Momoko Furuya scite author profile

The prognosis of patients with many types of cancers correlates with the degree of metastasis to regional lymph nodes (LNs) and vital organs. However, the mechanisms and route of cancer cell metastasis are still unclear. Previous studies determined that B-cell accumulation in tumor-draining LNs (TDLNs) induces lymphatic sinus growth (lymphangiogenesis) and increases lymph flow, which could actively promote tumor dissemination through the lymphatic system. Using young Eµ-c-Myc mice that feature LN B-cell expansion as hosts for tumor transplants, we show that subcutaneously implanted lymphomas or melanomas preferentially spread to TDLNs over non-TDLNs, thus demonstrating that these tumors initially metastasize through lymphatic rather than through hematogenous routes.
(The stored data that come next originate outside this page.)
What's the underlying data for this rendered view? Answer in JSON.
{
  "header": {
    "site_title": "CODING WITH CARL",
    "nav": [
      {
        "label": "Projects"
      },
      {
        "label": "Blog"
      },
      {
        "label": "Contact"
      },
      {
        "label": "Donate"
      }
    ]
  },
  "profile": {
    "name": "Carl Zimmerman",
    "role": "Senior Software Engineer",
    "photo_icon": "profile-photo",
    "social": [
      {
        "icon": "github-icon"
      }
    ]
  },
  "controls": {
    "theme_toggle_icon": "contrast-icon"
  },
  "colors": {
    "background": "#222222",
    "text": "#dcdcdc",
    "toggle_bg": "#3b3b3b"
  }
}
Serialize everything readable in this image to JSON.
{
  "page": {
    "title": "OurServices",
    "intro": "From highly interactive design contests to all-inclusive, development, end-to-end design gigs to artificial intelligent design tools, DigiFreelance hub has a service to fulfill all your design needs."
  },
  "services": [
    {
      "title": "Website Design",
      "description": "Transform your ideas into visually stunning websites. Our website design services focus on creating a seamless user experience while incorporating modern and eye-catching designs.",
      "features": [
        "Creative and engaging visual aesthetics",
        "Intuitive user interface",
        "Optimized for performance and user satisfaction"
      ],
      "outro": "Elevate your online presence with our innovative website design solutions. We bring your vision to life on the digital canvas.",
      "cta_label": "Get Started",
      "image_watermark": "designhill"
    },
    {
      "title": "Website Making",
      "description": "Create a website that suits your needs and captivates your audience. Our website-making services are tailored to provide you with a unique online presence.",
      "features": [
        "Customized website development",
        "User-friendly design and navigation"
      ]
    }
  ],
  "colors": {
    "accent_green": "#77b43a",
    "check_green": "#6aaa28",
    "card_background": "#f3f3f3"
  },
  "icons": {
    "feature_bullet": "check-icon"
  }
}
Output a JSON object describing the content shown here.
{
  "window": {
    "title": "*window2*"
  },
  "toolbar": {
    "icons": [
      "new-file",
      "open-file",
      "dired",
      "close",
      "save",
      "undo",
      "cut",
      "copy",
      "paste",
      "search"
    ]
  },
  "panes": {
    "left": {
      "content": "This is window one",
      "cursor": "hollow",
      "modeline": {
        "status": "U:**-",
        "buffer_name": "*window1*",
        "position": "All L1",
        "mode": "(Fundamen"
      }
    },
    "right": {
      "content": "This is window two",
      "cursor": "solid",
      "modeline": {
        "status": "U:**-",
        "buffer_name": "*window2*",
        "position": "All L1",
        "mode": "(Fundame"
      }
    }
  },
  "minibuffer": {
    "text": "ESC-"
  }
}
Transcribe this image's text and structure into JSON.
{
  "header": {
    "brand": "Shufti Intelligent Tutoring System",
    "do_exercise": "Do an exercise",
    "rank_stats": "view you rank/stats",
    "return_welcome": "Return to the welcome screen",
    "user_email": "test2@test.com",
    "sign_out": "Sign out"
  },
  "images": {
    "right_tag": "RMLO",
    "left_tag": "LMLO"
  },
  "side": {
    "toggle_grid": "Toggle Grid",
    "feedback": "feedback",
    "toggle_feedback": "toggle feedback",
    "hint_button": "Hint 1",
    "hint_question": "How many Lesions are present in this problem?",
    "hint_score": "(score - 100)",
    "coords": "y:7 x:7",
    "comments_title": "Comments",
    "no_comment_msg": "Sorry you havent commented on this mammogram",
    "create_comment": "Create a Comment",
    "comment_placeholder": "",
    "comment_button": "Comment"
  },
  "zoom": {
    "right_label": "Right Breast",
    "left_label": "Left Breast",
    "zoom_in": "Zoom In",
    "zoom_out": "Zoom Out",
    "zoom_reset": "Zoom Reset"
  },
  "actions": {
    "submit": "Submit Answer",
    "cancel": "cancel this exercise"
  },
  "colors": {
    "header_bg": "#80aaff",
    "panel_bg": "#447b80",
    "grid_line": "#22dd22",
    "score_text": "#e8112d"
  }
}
In addition, the rate and amount of tumor dissemination is greater in Eµ-c-Myc mice versus wild-type hosts, which correlates with LN B-cell accumulation and lymphangiogenesis in Eµ-c-Myc hosts. The increased lymphatic dissemination in Eµ-c-Myc hosts is further associated with rapid hematogenous tumor spread of subcutaneously implanted lymphomas, suggesting that TDLN metastasis secondarily drives lymphoma spread to distant organs. In contrast, after intravenous tumor cell injection, spleen metastasis of lymphoma cells or lung metastasis of melanoma cells is similar in Eµ-c-Myc and wild-type hosts. These studies demonstrate that the effect of Eµ-c-Myc hosts to promote metastasis is limited to the lymphatic route of dissemination. TDLN B-cell accumulation, in association with lymphangiogenesis and increased lymph flow, thus significantly contributes to dissemination of lymphomas and solid tumors, providing new targets for therapeutic intervention to block metastasis.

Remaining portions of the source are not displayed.